Baltoumas Fotis A, Karatzas Evangelos, Paez-Espino David, Venetsianou Nefeli K, Aplakidou Eleni, Oulas Anastasis, Finn Robert D, Ovchinnikov Sergey, Pafilis Evangelos, Kyrpides Nikos C, Pavlopoulos Georgios A
Institute for Fundamental Biomedical Research, BSRC "Alexander Fleming", Vari, Greece.
Lawrence Berkeley National Laboratory, DOE Joint Genome Institute, Berkeley, CA, United States.
Front Bioinform. 2023 Mar 3;3:1157956. doi: 10.3389/fbinf.2023.1157956. eCollection 2023.
Metagenomics has enabled accessing the genetic repertoire of natural microbial communities. Metagenome shotgun sequencing has become the method of choice for studying and classifying microorganisms from various environments. To this end, several methods have been developed to process and analyze the sequence data from raw reads to end-products such as predicted protein sequences or families.

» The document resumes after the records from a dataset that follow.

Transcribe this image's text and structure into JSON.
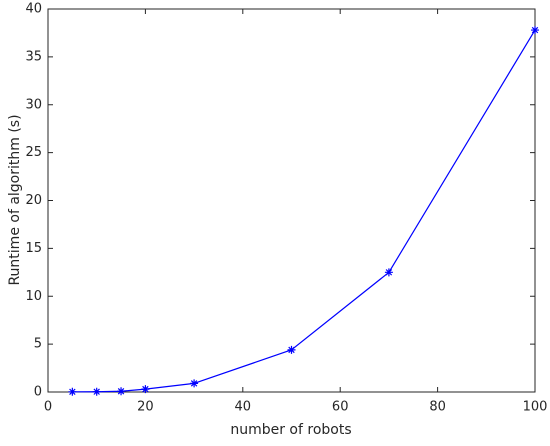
{
  "chart_data": {
    "type": "line",
    "x_label": "number of robots",
    "y_label": "Runtime of algorithm (s)",
    "x": [
      5,
      10,
      15,
      20,
      30,
      50,
      70,
      100
    ],
    "series": [
      {
        "color": "#0000ff",
        "values": [
          0.02,
          0.03,
          0.08,
          0.3,
          0.9,
          4.4,
          12.5,
          37.8
        ]
      }
    ],
    "xlim": [
      0,
      100
    ],
    "xticks": [
      0,
      20,
      40,
      60,
      80,
      100
    ],
    "ylim": [
      0,
      40
    ],
    "yticks": [
      0,
      5,
      10,
      15,
      20,
      25,
      30,
      35,
      40
    ],
    "grid": false,
    "marker": "asterisk"
  }
}
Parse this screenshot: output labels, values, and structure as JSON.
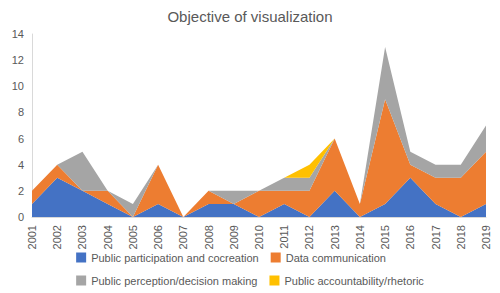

In this article, we provide a thorough review to simplify such processes and discuss the alternative methodologies that can be followed in order to explore biodiversity at the protein family level. We provide details for analysis tools and we comment on their scalability as well as their advantages and disadvantages. Finally, we report the available data repositories and recommend various approaches for protein family annotation related to phylogenetic distribution, structure prediction and metadata enrichment.
宏基因组学使人们能够获取自然微生物群落的基因库。宏基因组鸟枪法测序已成为研究和分类来自各种环境的微生物的首选方法。为此,已经开发了几种方法来处理和分析从原始读数到最终产物(如预测的蛋白质序列或家族)的序列数据。在本文中,我们进行了全面的综述,以简化此类过程,并讨论为了在蛋白质家族水平上探索生物多样性可采用的替代方法。我们提供了分析工具的详细信息,并对它们的可扩展性以及优缺点进行了评论。最后,我们报告了可用的数据存储库,并推荐了与系统发育分布、结构预测和元数据富集相关的蛋白质家族注释的各种方法。